O orientador do projeto concorda com as avaliações dos alunos. “Sendo o primeiro projeto de órteses desenvolvido no Insper, os alunos inicialmente tiveram o desafio de entender e formatar o problema, o que envolveu aspectos de conforto do paciente, rigidez estrutural do produto, custo, facilidade de fabricação e outros.”
Em outras palavras, o projeto se mostrou um desafio completo de engenharia, no qual os alunos tiveram que navegar por diversas áreas de conhecimento da Engenharia Mecânica: mecânica dos sólidos, cinemática/dinâmica, ciência dos materiais, projeto do produto, processos de fabricação e simulação computacional. “E o resultado alcançado foi também fruto do suporte dos diversos professores e técnicos dessas áreas da escola, que entenderam a relevância do problema em estudo e se colocaram à total disposição para auxiliar os alunos”, afirma o professor.
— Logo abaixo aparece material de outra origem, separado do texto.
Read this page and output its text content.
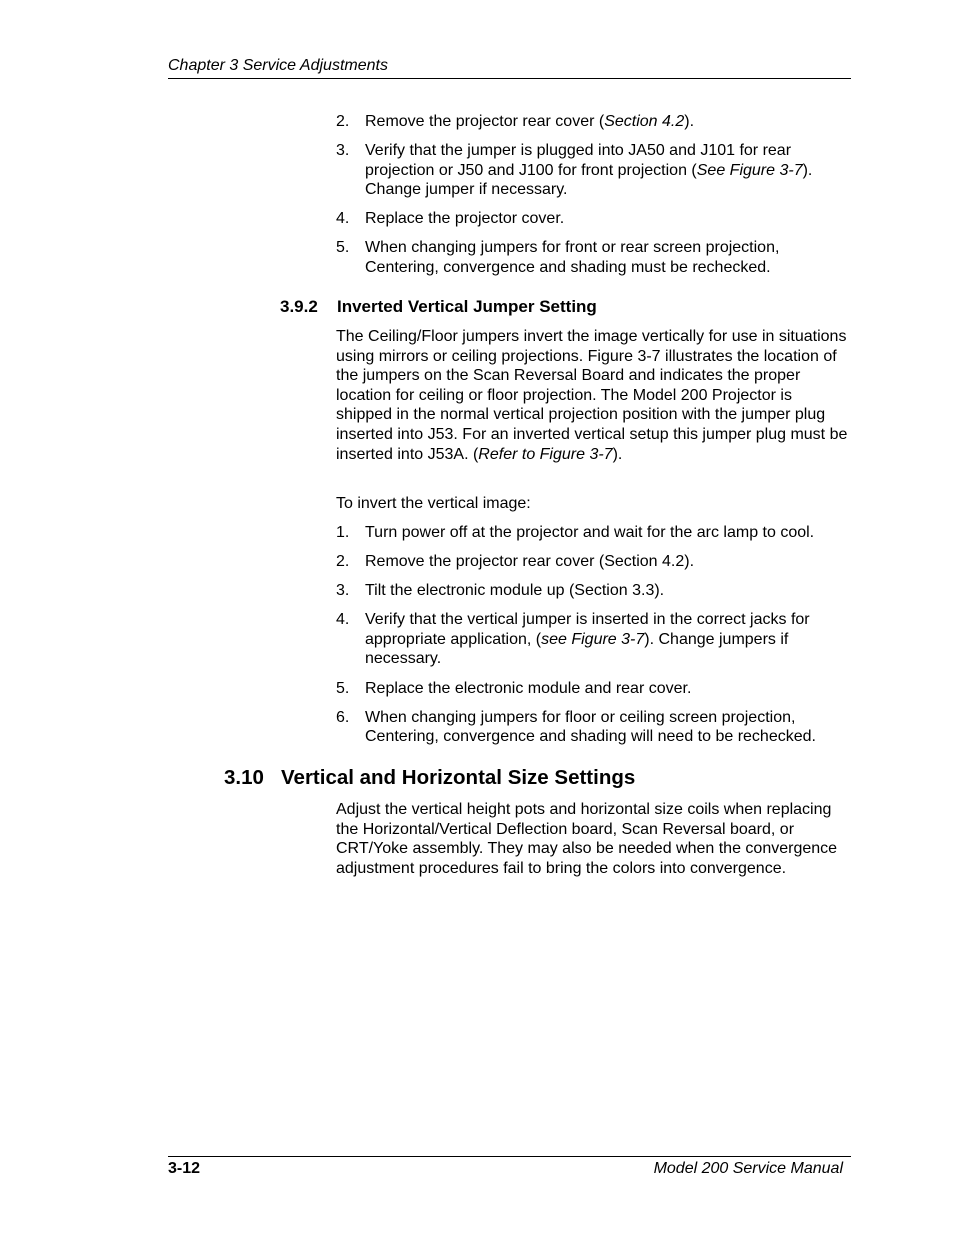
Chapter 3 Service Adjustments
2. Remove the projector rear cover (Section 4.2).
3. Verify that the jumper is plugged into JA50 and J101 for rear projection or J50 and J100 for front projection (See Figure 3-7). Change jumper if necessary.
4. Replace the projector cover.
5. When changing jumpers for front or rear screen projection, Centering, convergence and shading must be rechecked.
3.9.2 Inverted Vertical Jumper Setting

The Ceiling/Floor jumpers invert the image vertically for use in situations using mirrors or ceiling projections. Figure 3-7 illustrates the location of the jumpers on the Scan Reversal Board and indicates the proper location for ceiling or floor projection. The Model 200 Projector is shipped in the normal vertical projection position with the jumper plug inserted into J53. For an inverted vertical setup this jumper plug must be inserted into J53A. (Refer to Figure 3-7).

To invert the vertical image:

1. Turn power off at the projector and wait for the arc lamp to cool.
2. Remove the projector rear cover (Section 4.2).
3. Tilt the electronic module up (Section 3.3).
4. Verify that the vertical jumper is inserted in the correct jacks for appropriate application, (see Figure 3-7). Change jumpers if necessary.
5. Replace the electronic module and rear cover.
6. When changing jumpers for floor or ceiling screen projection, Centering, convergence and shading will need to be rechecked.
3.10 Vertical and Horizontal Size Settings

Adjust the vertical height pots and horizontal size coils when replacing the Horizontal/Vertical Deflection board, Scan Reversal board, or CRT/Yoke assembly. They may also be needed when the convergence adjustment procedures fail to bring the colors into convergence.

3-12	Model 200 Service Manual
Os alunos tiveram acesso a scanners, softwares e equipamentos de impressão 3D utilizados na AACD e por parceiros. “A interação dos professores e alunos com a empresa foi bastante rica, envolvendo diversas visitas à oficina ortopédica, entrevistas com técnicos e professionais de saúde (fisioterapeutas e médicos) e utilização de equipamentos e software da associação para concepção de uma nova órtese”, relata Valente. “A AACD sempre se mostrou à disposição para atender os alunos, e esse ponto foi um dos pilares para o sucesso do projeto.”
Como resultado, os estudantes avançaram no entendimento do problema e no levantamento de informação nos diversos campos de estudo. Foi possível criar uma base de simulação, validada por uma bancada experimental, associada a um estudo sobre os possíveis materiais a serem empregados e a novos processos de fabricação.
Para dimensionar um novo de design de órtese mais leve, foi realizado um ensaio de compressão, simulando as forças que um usuário desse tipo de órtese poderia exercer. Utilizando extensômetros, o grupo buscou medir com precisão os valores de deformação. Esses resultados foram comparados com simulações com o software Simcenter 3D, de forma a validar os esforços na órtese e aprimorar sua eficácia. Como resultado, os alunos conseguiram desenvolver um modelo com peso 10,8% menor.
“A integração desses resultados permitiu a concepção de um protótipo inovador de órteses, tanto no design quanto no seu princípio de fabricação”, afirma Valente. “O estudo também apontou caminhos para diversos trabalhos futuros, que já serão abordados por um PFE já fechado para o segundo semestre de 2023, além de outros projetos de inovação em discussão com a AACD.”